A monotonic stack maintains elements in either strictly increasing or decreasing order. It's perfect for problems like "next greater element" or "daily temperatures." The core idea: while the current element violates the monotonic order, pop from the stack and process.

def dailyTemperatures(temperatures):
    n = len(temperatures)
    answer = [0] * n
    stack = []  # stores indices
    for i in range(n):
        while stack and temperatures[i] > temperatures[stack[-1]]:
            idx = stack.pop()
            answer[idx] = i - idx
        stack.append(i)
    return answer

3. Stack for DFS and Expression Evaluation

Stacks naturally implement Depth-First Search (DFS) on trees and graphs without recursion. They're also essential for evaluating postfix (Reverse Polish Notation) expressions or parsing nested commands.

Difficulty Breakdown

Our data shows 140 Stack questions split as:

  • Easy: 23 (16%) – These test basic operations (push, pop) and simple validation. Master these first.
  • Medium: 78 (56%) – The core of stack interviews.
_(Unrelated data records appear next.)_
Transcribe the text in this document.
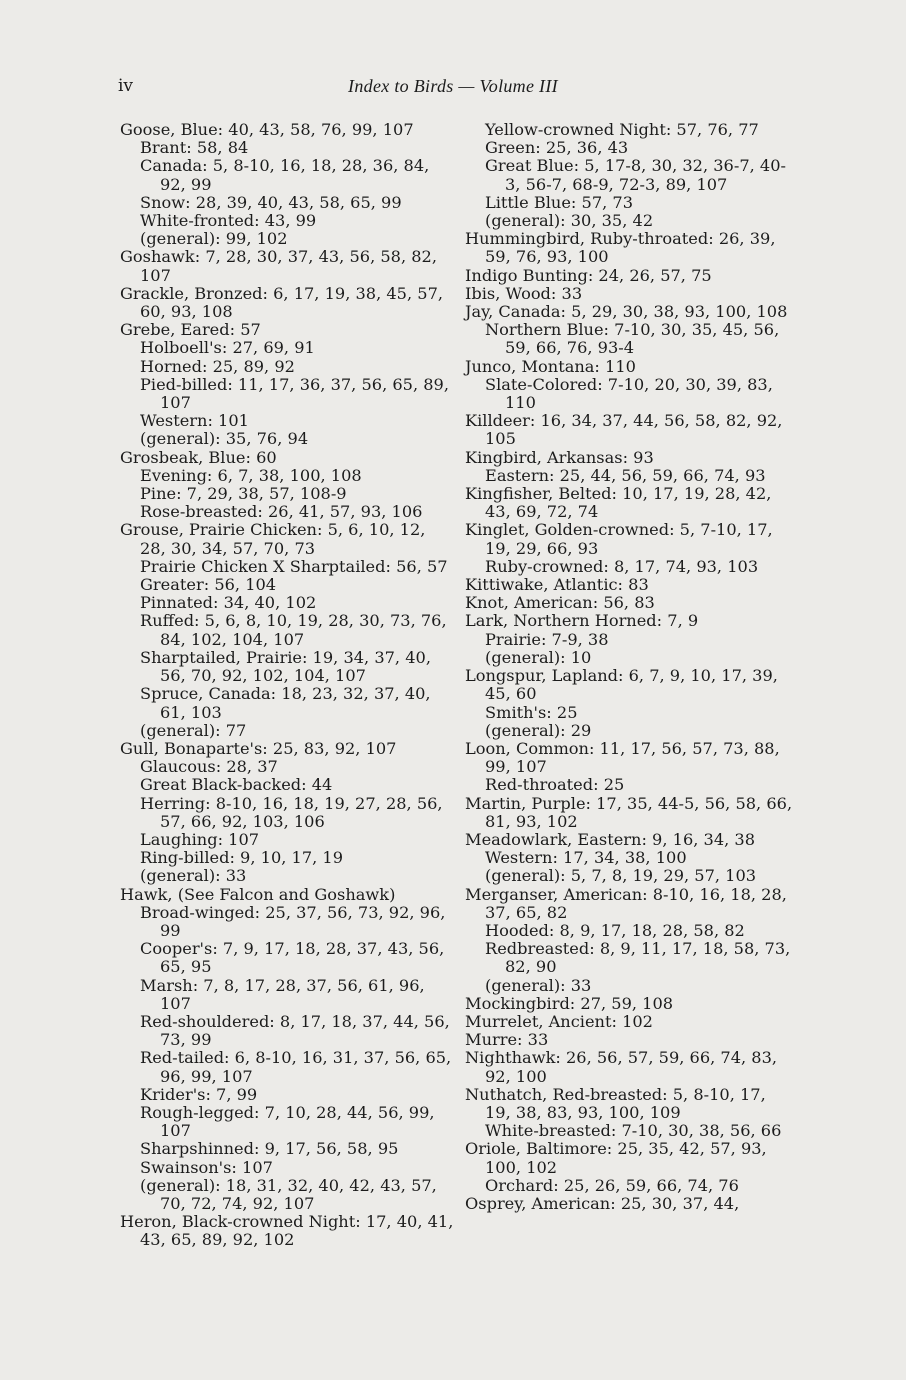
iv	Index to Birds — Volume III

Goose, Blue: 40, 43, 58, 76, 99, 107

Brant: 58, 84

Canada: 5, 8-10, 16, 18, 28, 36, 84, 92, 99

Snow: 28, 39, 40, 43, 58, 65, 99

White-fronted: 43, 99

(general): 99, 102

Goshawk: 7, 28, 30, 37, 43, 56, 58, 82, 107

Grackle, Bronzed: 6, 17, 19, 38, 45, 57, 60, 93, 108

Grebe, Eared: 57

Holboell's: 27, 69, 91

Horned: 25, 89, 92

Pied-billed: 11, 17, 36, 37, 56, 65, 89, 107

Western: 101

(general): 35, 76, 94

Grosbeak, Blue: 60

Evening: 6, 7, 38, 100, 108

Pine: 7, 29, 38, 57, 108-9

Rose-breasted: 26, 41, 57, 93, 106

Grouse, Prairie Chicken: 5, 6, 10, 12, 28, 30, 34, 57, 70, 73

Prairie Chicken X Sharptailed: 56, 57

Greater: 56, 104

Pinnated: 34, 40, 102

Ruffed: 5, 6, 8, 10, 19, 28, 30, 73, 76, 84, 102, 104, 107

Sharptailed, Prairie: 19, 34, 37, 40, 56, 70, 92, 102, 104, 107

Spruce, Canada: 18, 23, 32, 37, 40, 61, 103

(general): 77

Gull, Bonaparte's: 25, 83, 92, 107

Glaucous: 28, 37

Great Black-backed: 44

Herring: 8-10, 16, 18, 19, 27, 28, 56, 57, 66, 92, 103, 106

Laughing: 107

Ring-billed: 9, 10, 17, 19

(general): 33

Hawk, (See Falcon and Goshawk)

Broad-winged: 25, 37, 56, 73, 92, 96, 99

Cooper's: 7, 9, 17, 18, 28, 37, 43, 56, 65, 95

Marsh: 7, 8, 17, 28, 37, 56, 61, 96, 107

Red-shouldered: 8, 17, 18, 37, 44, 56, 73, 99

Red-tailed: 6, 8-10, 16, 31, 37, 56, 65, 96, 99, 107

Krider's: 7, 99

Rough-legged: 7, 10, 28, 44, 56, 99, 107

Sharpshinned: 9, 17, 56, 58, 95

Swainson's: 107

(general): 18, 31, 32, 40, 42, 43, 57, 70, 72, 74, 92, 107

Heron, Black-crowned Night: 17, 40, 41, 43, 65, 89, 92, 102

Yellow-crowned Night: 57, 76, 77

Green: 25, 36, 43

Great Blue: 5, 17-8, 30, 32, 36-7, 40-3, 56-7, 68-9, 72-3, 89, 107

Little Blue: 57, 73

(general): 30, 35, 42

Hummingbird, Ruby-throated: 26, 39, 59, 76, 93, 100

Indigo Bunting: 24, 26, 57, 75

Ibis, Wood: 33

Jay, Canada: 5, 29, 30, 38, 93, 100, 108

Northern Blue: 7-10, 30, 35, 45, 56, 59, 66, 76, 93-4

Junco, Montana: 110

Slate-Colored: 7-10, 20, 30, 39, 83, 110

Killdeer: 16, 34, 37, 44, 56, 58, 82, 92, 105

Kingbird, Arkansas: 93

Eastern: 25, 44, 56, 59, 66, 74, 93

Kingfisher, Belted: 10, 17, 19, 28, 42, 43, 69, 72, 74

Kinglet, Golden-crowned: 5, 7-10, 17, 19, 29, 66, 93

Ruby-crowned: 8, 17, 74, 93, 103

Kittiwake, Atlantic: 83

Knot, American: 56, 83

Lark, Northern Horned: 7, 9

Prairie: 7-9, 38

(general): 10

Longspur, Lapland: 6, 7, 9, 10, 17, 39, 45, 60

Smith's: 25

(general): 29

Loon, Common: 11, 17, 56, 57, 73, 88, 99, 107

Red-throated: 25

Martin, Purple: 17, 35, 44-5, 56, 58, 66, 81, 93, 102

Meadowlark, Eastern: 9, 16, 34, 38

Western: 17, 34, 38, 100

(general): 5, 7, 8, 19, 29, 57, 103

Merganser, American: 8-10, 16, 18, 28, 37, 65, 82

Hooded: 8, 9, 17, 18, 28, 58, 82

Redbreasted: 8, 9, 11, 17, 18, 58, 73, 82, 90

(general): 33

Mockingbird: 27, 59, 108

Murrelet, Ancient: 102

Murre: 33

Nighthawk: 26, 56, 57, 59, 66, 74, 83, 92, 100

Nuthatch, Red-breasted: 5, 8-10, 17, 19, 38, 83, 93, 100, 109

White-breasted: 7-10, 30, 38, 56, 66

Oriole, Baltimore: 25, 35, 42, 57, 93, 100, 102

Orchard: 25, 26, 59, 66, 74, 76

Osprey, American: 25, 30, 37, 44,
Expect monotonic stacks, combined data structures, and multi-step logic.
  • Hard: 39 (28%) – Often involve stacks combined with other concepts (DP, greedy algorithms) or complex simulations.

The 56% medium majority means you must be comfortable with pattern adaptation. A hard problem is usually a medium stack pattern layered with additional constraints.

Which Companies Ask Stack

Stack questions are universal, but some companies emphasize them more:

  • Google – Loves stack-based parsing and simulation problems.
  • Amazon – Frequently asks for stack solutions in online assessment rounds.
  • Meta – Uses stacks for nested UI component and expression evaluation scenarios.
  • Microsoft – Often includes stack problems in phone screens.
  • Bloomberg – Heavy on real-time data streaming problems solvable with stacks.

Study Tips

  1. Recognize the "Last-In, First-Out" need – If a problem involves reversing, tracking the most recent element, or handling nested structures, think stack.
  2. Practice monotonic stacks until automatic – This pattern is non-negotiable for medium/hard questions. Write the "next greater element" solution from memory.
  3. Simulate with a physical stack – Use paper or a whiteboard to manually run through push/pop sequences for complex problems like "largest rectangle in histogram."
  4. Combine with other structures – Practice using stacks alongside hash maps (for O(1) lookups) or queues (for hybrid problems).

Mastering these patterns turns stack problems from confusing to systematic.